The structural profiles are close, with Wynn Resorts carrying a narrow edge on stability. Whitbread still has the edge on stability, which keeps the comparison from looking entirely one-sided. Both sides have seen trend damage — neither carries a clear market edge right now. With both trends damaged, the structural comparison carries most of the weight here.
The comparison is based on similar long-term financial trajectories, not sector labels. Peer scores are normalised within each company's primary universe (WTB.L: STOXX 600, WYNN: S&P 500).
Stability points more clearly toward Whitbread plc, even if the broader score still leans toward Wynn Resorts, Limited.

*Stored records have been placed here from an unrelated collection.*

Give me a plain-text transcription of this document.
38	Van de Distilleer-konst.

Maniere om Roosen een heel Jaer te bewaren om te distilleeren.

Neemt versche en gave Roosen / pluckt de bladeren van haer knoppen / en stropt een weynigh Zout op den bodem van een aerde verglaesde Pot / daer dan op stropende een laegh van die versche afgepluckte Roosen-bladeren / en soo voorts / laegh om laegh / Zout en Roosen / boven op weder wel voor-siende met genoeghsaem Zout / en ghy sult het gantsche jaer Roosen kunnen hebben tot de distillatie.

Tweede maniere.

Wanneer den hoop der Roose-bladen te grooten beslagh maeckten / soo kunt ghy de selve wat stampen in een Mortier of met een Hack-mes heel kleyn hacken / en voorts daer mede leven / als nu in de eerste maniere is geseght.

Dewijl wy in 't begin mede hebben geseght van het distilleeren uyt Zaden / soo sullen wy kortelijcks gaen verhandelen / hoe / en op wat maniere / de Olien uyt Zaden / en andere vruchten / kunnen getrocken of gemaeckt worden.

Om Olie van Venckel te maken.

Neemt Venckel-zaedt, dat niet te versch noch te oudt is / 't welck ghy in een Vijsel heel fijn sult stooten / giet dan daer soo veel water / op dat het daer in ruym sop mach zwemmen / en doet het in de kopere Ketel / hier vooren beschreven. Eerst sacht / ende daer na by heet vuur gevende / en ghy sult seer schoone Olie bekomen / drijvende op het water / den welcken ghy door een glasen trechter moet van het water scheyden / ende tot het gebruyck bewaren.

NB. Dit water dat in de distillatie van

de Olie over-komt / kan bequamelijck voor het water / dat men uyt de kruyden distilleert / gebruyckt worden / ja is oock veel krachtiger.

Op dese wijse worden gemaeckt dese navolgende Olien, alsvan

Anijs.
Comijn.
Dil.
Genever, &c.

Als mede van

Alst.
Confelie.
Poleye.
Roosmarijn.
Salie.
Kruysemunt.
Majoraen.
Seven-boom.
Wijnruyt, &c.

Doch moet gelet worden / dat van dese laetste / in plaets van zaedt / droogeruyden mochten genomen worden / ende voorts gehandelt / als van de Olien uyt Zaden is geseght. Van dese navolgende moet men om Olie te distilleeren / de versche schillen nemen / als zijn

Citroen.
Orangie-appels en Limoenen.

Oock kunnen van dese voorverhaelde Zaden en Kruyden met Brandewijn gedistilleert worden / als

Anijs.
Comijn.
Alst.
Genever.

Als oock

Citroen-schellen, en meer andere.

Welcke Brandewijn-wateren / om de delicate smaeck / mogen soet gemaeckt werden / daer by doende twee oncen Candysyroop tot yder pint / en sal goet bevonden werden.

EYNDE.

This pair is matched through long-term financial trajectory similarity within the selected peer universe.
The pair shares a valid long-term profile match, but the trajectories are not especially close.
Most of the shared profile comes through recent revenue growth and margin trend.
Scores reflect position relative to comparable companies with similar long-term financial trajectories.
The clearest separation appears in stability.
Left means cheaper relative valuation. Higher means stronger structure.
Whitbread plc and Wynn Resorts, Limited look relatively close on structure, but the price setup still leans toward Whitbread plc.
Valuation position uses peer-relative PE percentile (idx_pct_pe) where available.
The clearest distance comes from a steadier profile over time.
Stability is the one area where Whitbread plc still pushes back materially — it is the steadier name on this dimension, which keeps the result from reading as one-way.
Stability points one way, even though the overall score still points the other way.
Break down the WTB.L vs WYNN comparison across all dimensions with the full interactive tool.
Explore how WTB.L and WYNN each compare against other companies in their peer groups.
Rule-based, descriptive analysis only. Derived from peer percentile dimensions. Not investment advice. Peer groups are determined algorithmically based on structural similarity — not by sector classification alone.
AssetNext scores reflect each company's structural position within its functional peer group — not a ranking against all stocks simultaneously. Peers are identified by similarity across eight financial dimensions, including revenue growth trajectory, margin structure, capital intensity, and earnings stability. A score of 75 means the company ranks in the top quartile within its own peer group, not the entire market.
Four dimension scores drive the overall peer score: Growth (revenue trajectory and expansion dynamics), Quality (margin structure and capital efficiency), Valuation (peer-relative pricing on standard multiples), and Stability (earnings consistency and financial predictability). Each dimension is scored 0–100 relative to the peer group, then combined into an overall peer score using equal weighting.
Because scores are peer-relative, the same company can have slightly different scores in different index universes. On comparison pages, both companies are shown within their shared peer universe wherever possible — so the scores are directly comparable. The peer basis is stated on each score card.
Scores are recalculated periodically as underlying financial data is updated. All analysis is descriptive and rule-based — AssetNext describes structural realities and never issues buy, sell or hold recommendations.